Pero al cabo de casi seis años de Uribe no me parece ver que los problemas fundamentales del país se hayan resuelto. Su gobierno ya no está en condiciones de quejarse de lo pocos que son cuatro años, pero puede empezar a decir que ocho años son muy poco tiempo, que para cambiar a Colombia se necesitan más. Posiblemente tenga razón. Pero la pregunta no es si está cambiando el país, pues no dudo de que lo está haciendo, sino si esos cambios son para bien y benefician de verdad a esas mayorías que hoy lo aprueban de un modo casi religioso.
Él tiene que saberlo bien, y ya el país sabrá si Alvaro Uribe supo aprovechar su inmenso poder, su abrumadora popularidad, la adoración de sus partidarios, el favor de los grandes medios de comunicación, la amistad de los empresarios, la solidaridad de gremio de los dueños de la tierra, el respaldo de las Fuerzas Armadas cuyo presupuesto ha incrementado año por año; si supo aprovechar todo eso para dejarnos un país mejor del que teníamos. Porque esas cosas finalmente se saben, y nadie tendrá menos derecho de decir que no tuvo las condiciones o el tiempo para obrar esos cambios.
Nos parece ver que crece la economía pero no el empleo, que no disminuye la pobreza, que hay un asombroso auge de la construcción pero sólo de vivienda de lujo para altos estratos, que hace carrera hasta el delirio la idea suicida de que se puede vivir de la renta de pequeños capitales, que no hay una economía preparando a los medianos y pequeños productores para el impacto abrumador del ingreso en el mercado mundial, que no hay un proceso serio de mejoramiento de la infraestructura vial, que no hay un esfuerzo de mejoramiento de la calidad de la educación, hasta el punto escandaloso de que, como indican las pruebas recientes, tenemos una sociedad que no entiende lo que lee.
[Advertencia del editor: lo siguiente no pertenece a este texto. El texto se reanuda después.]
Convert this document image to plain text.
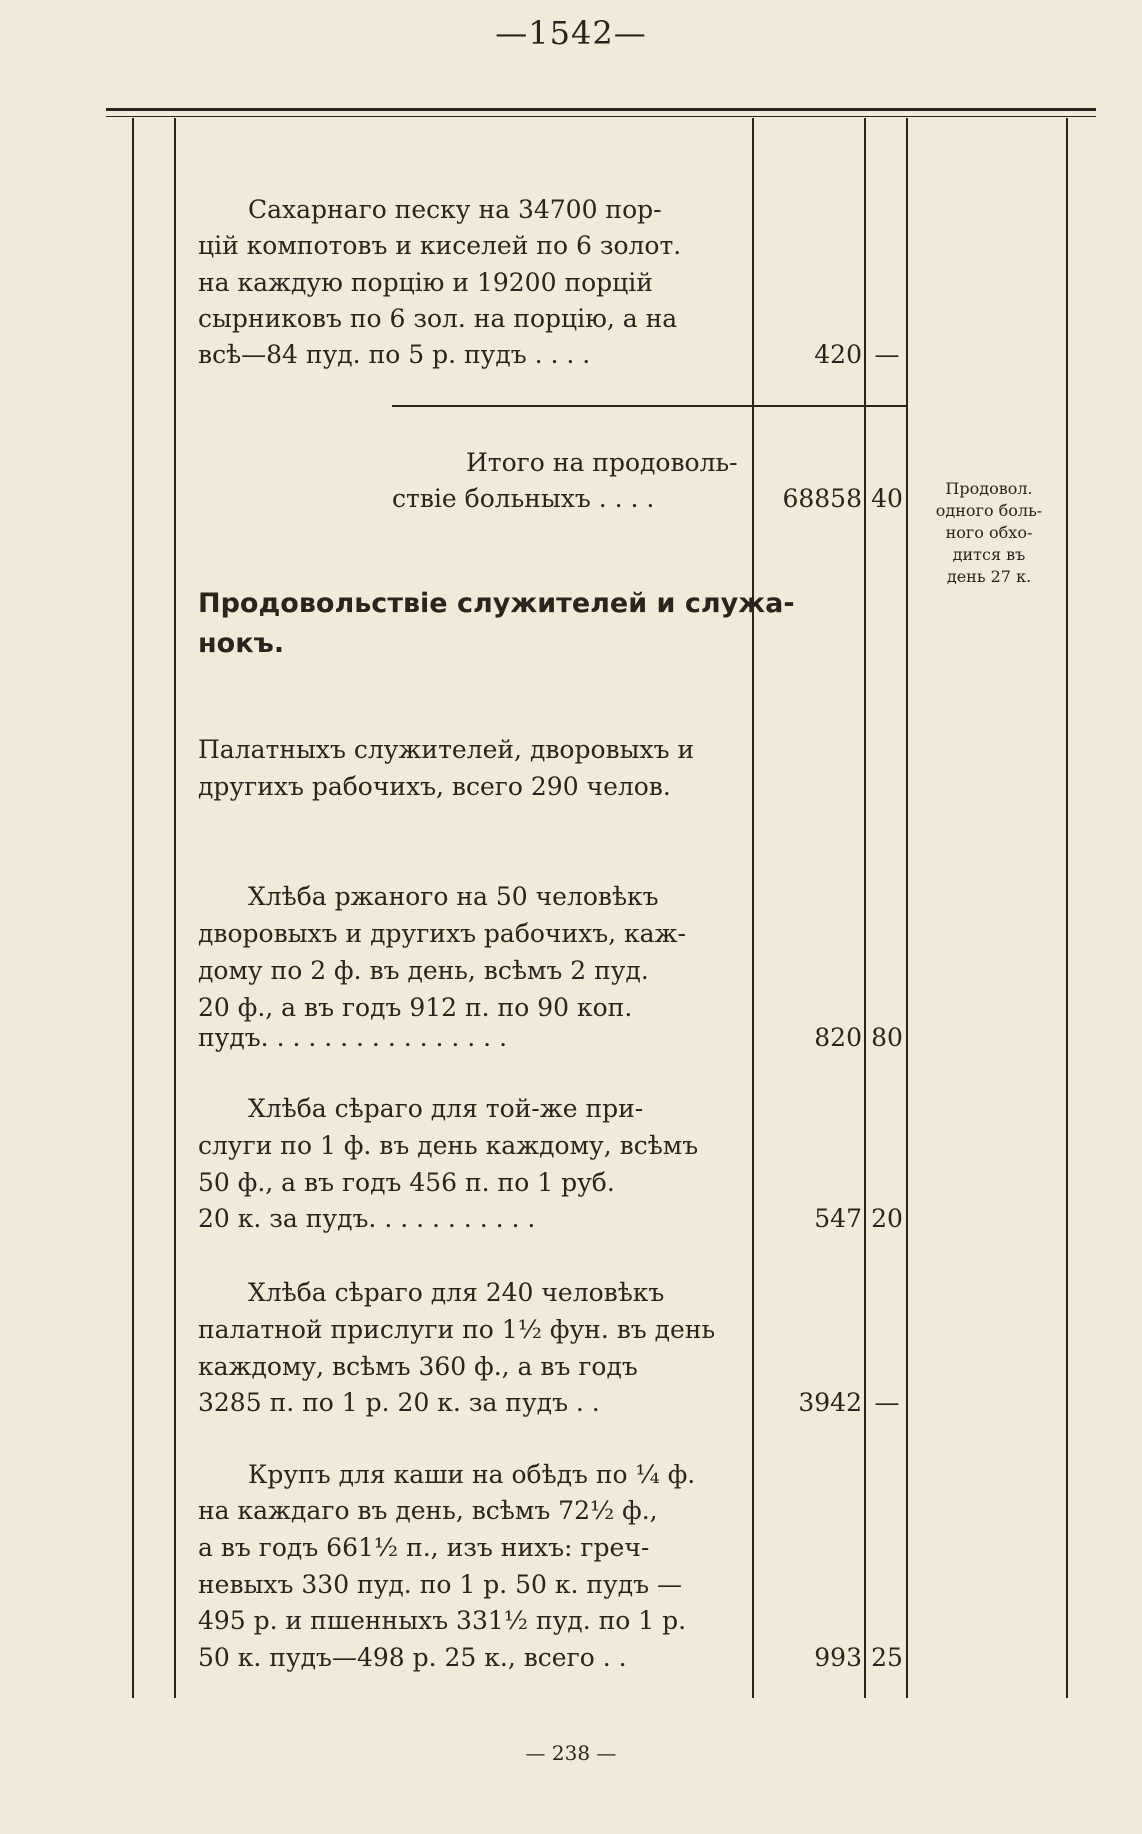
—1542—
Сахарнаго песку на 34700 пор-
цій компотовъ и киселей по 6 золот.
на каждую порцію и 19200 порцій
сырниковъ по 6 зол. на порцію, а на
всѣ—84 пуд. по 5 р. пудъ . . . .	420 —
Итого на продоволь-
ствіе больныхъ . . . .	68858 40	Продовол.
одного боль-
ного обхо-
дится въ
день 27 к.
Продовольствіе служителей и служа-
нокъ.
Палатныхъ служителей, дворовыхъ и
другихъ рабочихъ, всего 290 челов.
Хлѣба ржаного на 50 человѣкъ
дворовыхъ и другихъ рабочихъ, каж-
дому по 2 ф. въ день, всѣмъ 2 пуд.
20 ф., а въ годъ 912 п. по 90 коп.
пудъ. . . . . . . . . . . . . . . .	820 80
Хлѣба сѣраго для той-же при-
слуги по 1 ф. въ день каждому, всѣмъ
50 ф., а въ годъ 456 п. по 1 руб.
20 к. за пудъ. . . . . . . . . . .	547 20
Хлѣба сѣраго для 240 человѣкъ
палатной прислуги по 1½ фун. въ день
каждому, всѣмъ 360 ф., а въ годъ
3285 п. по 1 р. 20 к. за пудъ . .	3942 —
Крупъ для каши на обѣдъ по ¼ ф.
на каждаго въ день, всѣмъ 72½ ф.,
а въ годъ 661½ п., изъ нихъ: греч-
невыхъ 330 пуд. по 1 р. 50 к. пудъ —
495 р. и пшенныхъ 331½ пуд. по 1 р.
50 к. пудъ—498 р. 25 к., всего . .	993 25
— 238 —
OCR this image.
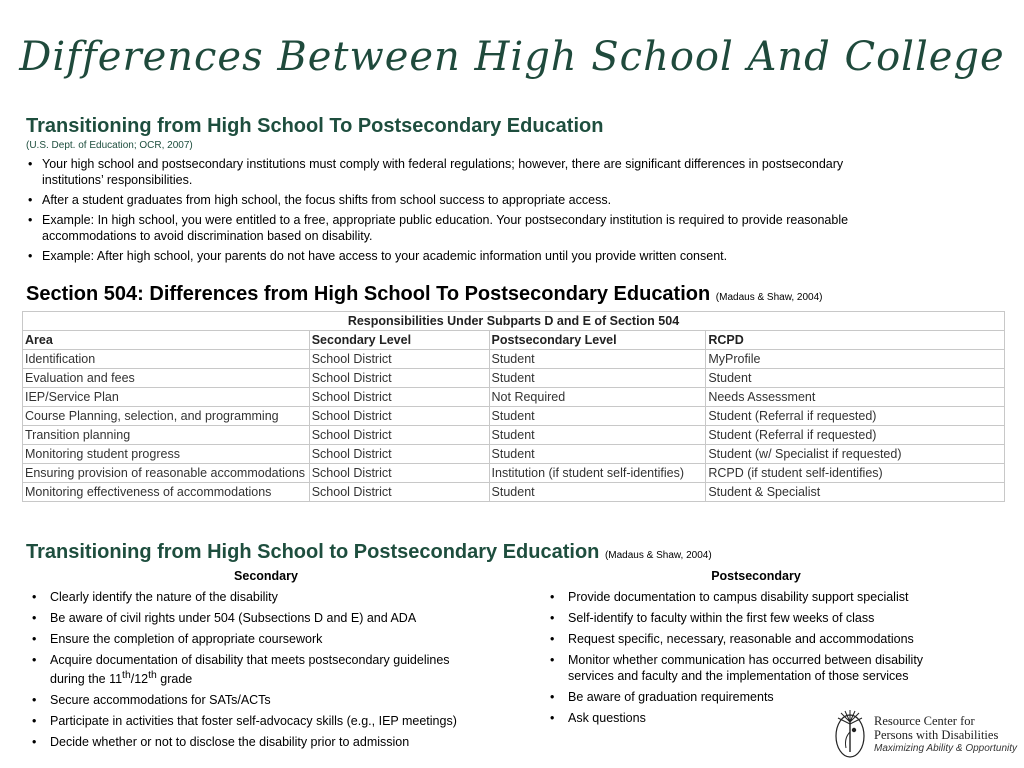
Differences Between High School And College
Transitioning from High School To Postsecondary Education
(U.S. Dept. of Education; OCR, 2007)
• Your high school and postsecondary institutions must comply with federal regulations; however, there are significant differences in postsecondary institutions’ responsibilities.
• After a student graduates from high school, the focus shifts from school success to appropriate access.
• Example: In high school, you were entitled to a free, appropriate public education. Your postsecondary institution is required to provide reasonable accommodations to avoid discrimination based on disability.
• Example: After high school, your parents do not have access to your academic information until you provide written consent.
Section 504: Differences from High School To Postsecondary Education (Madaus & Shaw, 2004)
Responsibilities Under Subparts D and E of Section 504			
Area	Secondary Level	Postsecondary Level	RCPD
Identification	School District	Student	MyProfile
Evaluation and fees	School District	Student	Student
IEP/Service Plan	School District	Not Required	Needs Assessment
Course Planning, selection, and programming	School District	Student	Student (Referral if requested)
Transition planning	School District	Student	Student (Referral if requested)
Monitoring student progress	School District	Student	Student (w/ Specialist if requested)
Ensuring provision of reasonable accommodations	School District	Institution (if student self-identifies)	RCPD (if student self-identifies)
Monitoring effectiveness of accommodations	School District	Student	Student & Specialist
Transitioning from High School to Postsecondary Education (Madaus & Shaw, 2004)
Secondary
• Clearly identify the nature of the disability
• Be aware of civil rights under 504 (Subsections D and E) and ADA
• Ensure the completion of appropriate coursework
• Acquire documentation of disability that meets postsecondary guidelines
during the 11th/12th grade
• Secure accommodations for SATs/ACTs
• Participate in activities that foster self-advocacy skills (e.g., IEP meetings)
• Decide whether or not to disclose the disability prior to admission
Postsecondary
• Provide documentation to campus disability support specialist
• Self-identify to faculty within the first few weeks of class
• Request specific, necessary, reasonable and accommodations
• Monitor whether communication has occurred between disability services and faculty and the implementation of those services
• Be aware of graduation requirements
• Ask questions	Resource Center for
Persons with Disabilities
Maximizing Ability & Opportunity
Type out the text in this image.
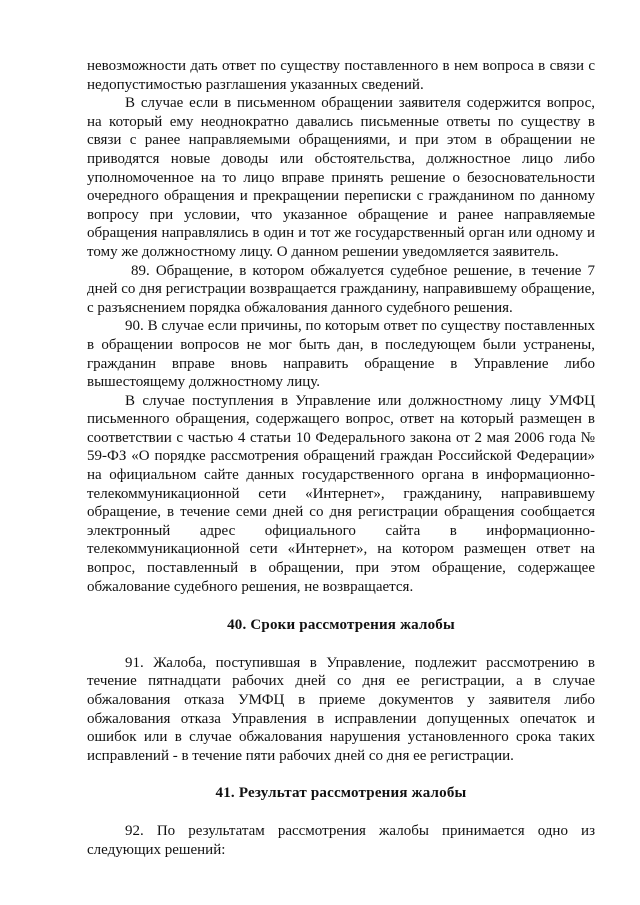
невозможности дать ответ по существу поставленного в нем вопроса в связи с недопустимостью разглашения указанных сведений.

В случае если в письменном обращении заявителя содержится вопрос, на который ему неоднократно давались письменные ответы по существу в связи с ранее направляемыми обращениями, и при этом в обращении не приводятся новые доводы или обстоятельства, должностное лицо либо уполномоченное на то лицо вправе принять решение о безосновательности очередного обращения и прекращении переписки с гражданином по данному вопросу при условии, что указанное обращение и ранее направляемые обращения направлялись в один и тот же государственный орган или одному и тому же должностному лицу. О данном решении уведомляется заявитель.

89. Обращение, в котором обжалуется судебное решение, в течение 7 дней со дня регистрации возвращается гражданину, направившему обращение, с разъяснением порядка обжалования данного судебного решения.

90. В случае если причины, по которым ответ по существу поставленных в обращении вопросов не мог быть дан, в последующем были устранены, гражданин вправе вновь направить обращение в Управление либо вышестоящему должностному лицу.

В случае поступления в Управление или должностному лицу УМФЦ письменного обращения, содержащего вопрос, ответ на который размещен в соответствии с частью 4 статьи 10 Федерального закона от 2 мая 2006 года № 59-ФЗ «О порядке рассмотрения обращений граждан Российской Федерации» на официальном сайте данных государственного органа в информационно-телекоммуникационной сети «Интернет», гражданину, направившему обращение, в течение семи дней со дня регистрации обращения сообщается электронный адрес официального сайта в информационно-телекоммуникационной сети «Интернет», на котором размещен ответ на вопрос, поставленный в обращении, при этом обращение, содержащее обжалование судебного решения, не возвращается.

40. Сроки рассмотрения жалобы

91. Жалоба, поступившая в Управление, подлежит рассмотрению в течение пятнадцати рабочих дней со дня ее регистрации, а в случае обжалования отказа УМФЦ в приеме документов у заявителя либо обжалования отказа Управления в исправлении допущенных опечаток и ошибок или в случае обжалования нарушения установленного срока таких исправлений - в течение пяти рабочих дней со дня ее регистрации.

41. Результат рассмотрения жалобы

92. По результатам рассмотрения жалобы принимается одно из следующих решений:
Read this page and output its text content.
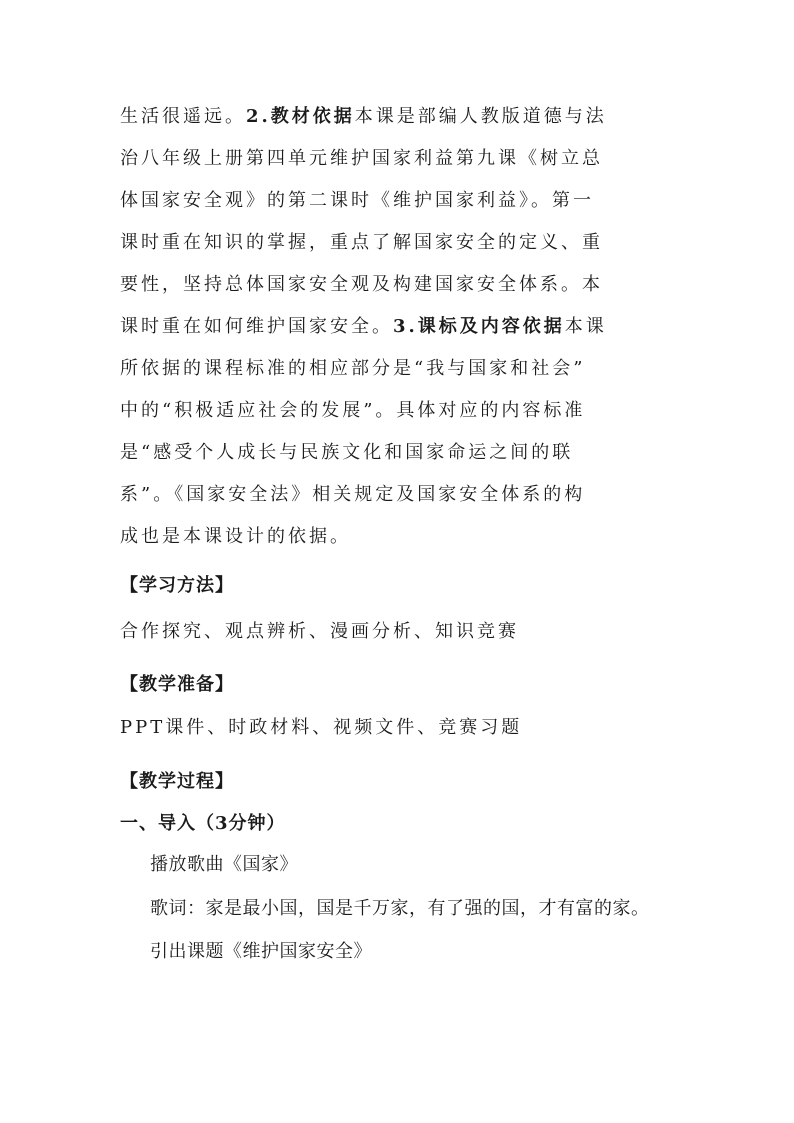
生活很遥远。2.教材依据本课是部编人教版道德与法
治八年级上册第四单元维护国家利益第九课《树立总
体国家安全观》的第二课时《维护国家利益》。第一
课时重在知识的掌握，重点了解国家安全的定义、重
要性，坚持总体国家安全观及构建国家安全体系。本
课时重在如何维护国家安全。3.课标及内容依据本课
所依据的课程标准的相应部分是“我与国家和社会”
中的“积极适应社会的发展”。具体对应的内容标准
是“感受个人成长与民族文化和国家命运之间的联
系”。《国家安全法》相关规定及国家安全体系的构
成也是本课设计的依据。
【学习方法】
合作探究、观点辨析、漫画分析、知识竞赛
【教学准备】
PPT课件、时政材料、视频文件、竞赛习题
【教学过程】
一、导入（3分钟）
播放歌曲《国家》
歌词：家是最小国，国是千万家，有了强的国，才有富的家。
引出课题《维护国家安全》
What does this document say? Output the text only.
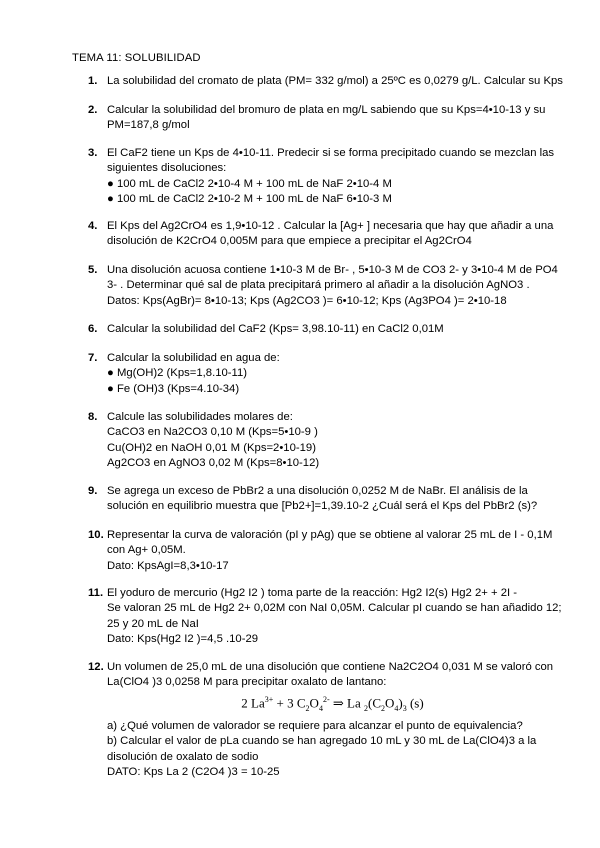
TEMA 11: SOLUBILIDAD
1. La solubilidad del cromato de plata (PM= 332 g/mol) a 25ºC es 0,0279 g/L. Calcular su Kps
2. Calcular la solubilidad del bromuro de plata en mg/L sabiendo que su Kps=4•10-13 y su
PM=187,8 g/mol
3. El CaF2 tiene un Kps de 4•10-11. Predecir si se forma precipitado cuando se mezclan las
siguientes disoluciones:
● 100 mL de CaCl2 2•10-4 M + 100 mL de NaF 2•10-4 M
● 100 mL de CaCl2 2•10-2 M + 100 mL de NaF 6•10-3 M
4. El Kps del Ag2CrO4 es 1,9•10-12 . Calcular la [Ag+ ] necesaria que hay que añadir a una
disolución de K2CrO4 0,005M para que empiece a precipitar el Ag2CrO4
5. Una disolución acuosa contiene 1•10-3 M de Br- , 5•10-3 M de CO3 2- y 3•10-4 M de PO4
3- . Determinar qué sal de plata precipitará primero al añadir a la disolución AgNO3 .
Datos: Kps(AgBr)= 8•10-13; Kps (Ag2CO3 )= 6•10-12; Kps (Ag3PO4 )= 2•10-18
6. Calcular la solubilidad del CaF2 (Kps= 3,98.10-11) en CaCl2 0,01M
7. Calcular la solubilidad en agua de:
● Mg(OH)2 (Kps=1,8.10-11)
● Fe (OH)3 (Kps=4.10-34)
8. Calcule las solubilidades molares de:
CaCO3 en Na2CO3 0,10 M (Kps=5•10-9 )
Cu(OH)2 en NaOH 0,01 M (Kps=2•10-19)
Ag2CO3 en AgNO3 0,02 M (Kps=8•10-12)
9. Se agrega un exceso de PbBr2 a una disolución 0,0252 M de NaBr. El análisis de la
solución en equilibrio muestra que [Pb2+]=1,39.10-2 ¿Cuál será el Kps del PbBr2 (s)?
10. Representar la curva de valoración (pI y pAg) que se obtiene al valorar 25 mL de I - 0,1M
con Ag+ 0,05M.
Dato: KpsAgI=8,3•10-17
11. El yoduro de mercurio (Hg2 I2 ) toma parte de la reacción: Hg2 I2(s) Hg2 2+ + 2I -
Se valoran 25 mL de Hg2 2+ 0,02M con NaI 0,05M. Calcular pI cuando se han añadido 12;
25 y 20 mL de NaI
Dato: Kps(Hg2 I2 )=4,5 .10-29
12. Un volumen de 25,0 mL de una disolución que contiene Na2C2O4 0,031 M se valoró con
La(ClO4 )3 0,0258 M para precipitar oxalato de lantano:
2 $La^{3+} + 3$ $C_2O_4^{2-}$ ⇒ La $_2(C_2O_4)_3$ (s)
a) ¿Qué volumen de valorador se requiere para alcanzar el punto de equivalencia?
b) Calcular el valor de pLa cuando se han agregado 10 mL y 30 mL de La(ClO4)3 a la
disolución de oxalato de sodio
DATO: Kps La 2 (C2O4 )3 = 10-25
Nos parece ver que no hay verdadera voluntad de reparar a las víctimas de las violencias y que lo que se prepara es un bálsamo de epidérmicas indemnizaciones. Nos parece ver que soluciones grotescas como el proyecto de entregar el predio de Carimagua a unos empresarios palmeros no es un accidente sino el símbolo de una manera asombrosamente frívola de mirar el drama colombiano. No hay un verdadero plan de recuperación de la convivencia ciudadana, no hay un gran proyecto de dignificación de la comunidad, no sabemos de un proyecto para jóvenes pobres que los redima de la maldición de una guerra eterna.
Es evidente que Uribe necesita un tercer mandato. Pero no es nada evidente que el país necesite un tercer mandato de Uribe.